On notera que les premières figurations qui concernent respectivement la Seconde Guerre mondiale, la guerre de Corée et celle du Vietnam ne comportent pas les bottes au pied du fusil. Nous y reviendrons.
Cet assemblage d’un fusil, d’un casque et de bottes est utilisé fréquemment lors du Mémorial Day, et l’image est devenue partie intégrante de la culture visuelle américaine. On la retrouve sous de nombreuses formes, utilisée au premier degré comme hommage aux soldats tombés ou pour rappeler les pertes humaines (côté américain seulement) provoquées par les opérations militaires en cours.
Heroes don’t fall, they gain wings (Courtesy from Empire Primitive on Flickr, © Tous droits réservés) / Battle Cross T-Shirt (Rotntees on CafePress) / Fallen soldier tattoo by Brian @ Tattootech (Courtesy from bkm0518 on Flickr, © Tous droits réservés) /  Graffiti (Courtesy from Eddie Malone on Flickr, © Tous droits réservés) / Couverture du Time, 11 décembre 2006
Il existe également quelques figurations similaires dans d’autres pays. Ces constructions symboliques non américaines sont alors adaptées aux contextes nationaux; l’arme et le casque en particulier sont toujours représentés « localisés ». Les bottes disposées au sol ne sont cependant jamais figurées dans ces versions.
Dunkirk Veterans, The National Memorial Arboretum, UK (oakparkrunner) / Amar Jawan Jyoti (la flamme du guerrier immortel), au centre de l’India Gate à New Dehli (Courtesy from Vijay Pandey on Flickr, © Tous droits réservés) / Porte d’entrée d’un cimetière et mémorial du LTTE (Mouvement des Tigres de Libération de l’Eelam Tamoul) à Jaffna, Sri Lanka, représentant probablement des fusils FAL belgo-britannique, (Courtesy from Ananthan on Flickr, © Tous droits réservés)
La pratique qui consiste à honorer un soldat mort au combat avec un fusil fiché en terre et surmonté d’un casque remonte au moins d’après Wikipedia à la Guerre de Sécession (1861–1865).
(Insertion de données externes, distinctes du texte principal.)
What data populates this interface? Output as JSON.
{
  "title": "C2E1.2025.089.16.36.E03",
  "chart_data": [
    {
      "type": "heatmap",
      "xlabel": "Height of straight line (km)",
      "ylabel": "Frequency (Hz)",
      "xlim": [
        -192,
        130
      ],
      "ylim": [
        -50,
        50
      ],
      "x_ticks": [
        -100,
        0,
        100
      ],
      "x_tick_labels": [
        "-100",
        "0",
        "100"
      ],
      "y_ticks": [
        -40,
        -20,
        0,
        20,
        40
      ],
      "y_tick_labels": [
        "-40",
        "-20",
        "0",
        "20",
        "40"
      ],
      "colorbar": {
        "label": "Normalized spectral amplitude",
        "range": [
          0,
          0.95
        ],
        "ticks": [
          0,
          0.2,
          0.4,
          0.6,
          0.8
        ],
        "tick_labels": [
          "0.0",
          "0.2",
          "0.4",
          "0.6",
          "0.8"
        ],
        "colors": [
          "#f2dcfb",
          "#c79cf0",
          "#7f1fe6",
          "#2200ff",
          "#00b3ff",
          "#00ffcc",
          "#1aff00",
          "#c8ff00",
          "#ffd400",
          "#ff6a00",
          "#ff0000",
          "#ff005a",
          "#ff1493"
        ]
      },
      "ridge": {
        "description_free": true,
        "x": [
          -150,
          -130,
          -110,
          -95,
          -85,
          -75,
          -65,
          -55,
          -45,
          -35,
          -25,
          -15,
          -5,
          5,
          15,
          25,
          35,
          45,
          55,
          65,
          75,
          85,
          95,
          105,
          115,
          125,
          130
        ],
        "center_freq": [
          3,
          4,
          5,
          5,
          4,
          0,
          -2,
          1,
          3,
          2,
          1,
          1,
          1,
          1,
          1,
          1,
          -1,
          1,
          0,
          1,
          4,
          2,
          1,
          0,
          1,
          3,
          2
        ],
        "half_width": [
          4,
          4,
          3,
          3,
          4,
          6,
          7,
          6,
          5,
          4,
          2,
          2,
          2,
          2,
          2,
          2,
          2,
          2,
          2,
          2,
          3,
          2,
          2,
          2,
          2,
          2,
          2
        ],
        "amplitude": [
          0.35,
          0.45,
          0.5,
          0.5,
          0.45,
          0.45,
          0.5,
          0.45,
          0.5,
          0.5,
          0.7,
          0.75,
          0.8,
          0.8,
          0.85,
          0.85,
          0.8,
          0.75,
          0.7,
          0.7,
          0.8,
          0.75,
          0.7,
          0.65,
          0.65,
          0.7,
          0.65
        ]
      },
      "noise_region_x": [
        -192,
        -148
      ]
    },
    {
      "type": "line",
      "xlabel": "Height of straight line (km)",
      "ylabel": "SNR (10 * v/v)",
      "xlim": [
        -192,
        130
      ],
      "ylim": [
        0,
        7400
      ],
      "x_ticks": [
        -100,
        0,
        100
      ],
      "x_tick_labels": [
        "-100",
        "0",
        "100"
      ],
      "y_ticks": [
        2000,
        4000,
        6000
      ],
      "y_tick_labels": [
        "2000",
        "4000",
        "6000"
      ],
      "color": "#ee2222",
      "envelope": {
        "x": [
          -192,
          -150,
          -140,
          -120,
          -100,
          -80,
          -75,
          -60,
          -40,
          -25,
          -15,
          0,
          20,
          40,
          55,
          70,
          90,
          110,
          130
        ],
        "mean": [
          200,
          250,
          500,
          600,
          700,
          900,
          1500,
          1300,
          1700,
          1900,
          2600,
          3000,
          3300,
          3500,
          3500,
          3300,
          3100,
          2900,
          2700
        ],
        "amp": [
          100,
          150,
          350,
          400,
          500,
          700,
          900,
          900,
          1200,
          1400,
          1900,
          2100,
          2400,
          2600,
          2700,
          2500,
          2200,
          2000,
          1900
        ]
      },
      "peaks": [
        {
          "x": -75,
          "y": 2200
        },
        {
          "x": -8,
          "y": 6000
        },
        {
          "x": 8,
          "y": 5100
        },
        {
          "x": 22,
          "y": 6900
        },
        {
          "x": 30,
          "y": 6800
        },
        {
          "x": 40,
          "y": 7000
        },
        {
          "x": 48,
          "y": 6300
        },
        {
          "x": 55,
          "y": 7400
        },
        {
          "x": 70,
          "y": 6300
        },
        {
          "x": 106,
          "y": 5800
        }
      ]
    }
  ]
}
Cependant, aucune source historique n’est citée par l’encyclopédie en ligne, et les plus anciennes photographies dont nous disposons datent de la Première Guerre mondiale.
Battlefield Grave, 1916 (Hulton Archive/Getty Images) / Tombe de Quentin Roosevelt, fils du président Theodore Roosevelt, 1918 / Cimetière communal de Péronne, France, février 1919 (Australians on the Western Front 1914–1918) / Deux tombes de soldats français (Conseil Régional de Basse-Normandie / National Archives USA) / Medics helping an injured soldier in France, 1944 (jcs-group) / Carentan 1944 (Life hosted by Google) / Pointe du Hoc, juin 1944 (Conseil Régional de Basse-Normandie / National Archives USA) / Bataille de Saipan, juin 1944 (USMC Historical Monograph) / Iwo Jima Operation, February-March 1945 / Battlefield Memorial Honoring Dead GIs, Chu Lai, South Vietnam, 18 décembre 1967 (Corbis Images)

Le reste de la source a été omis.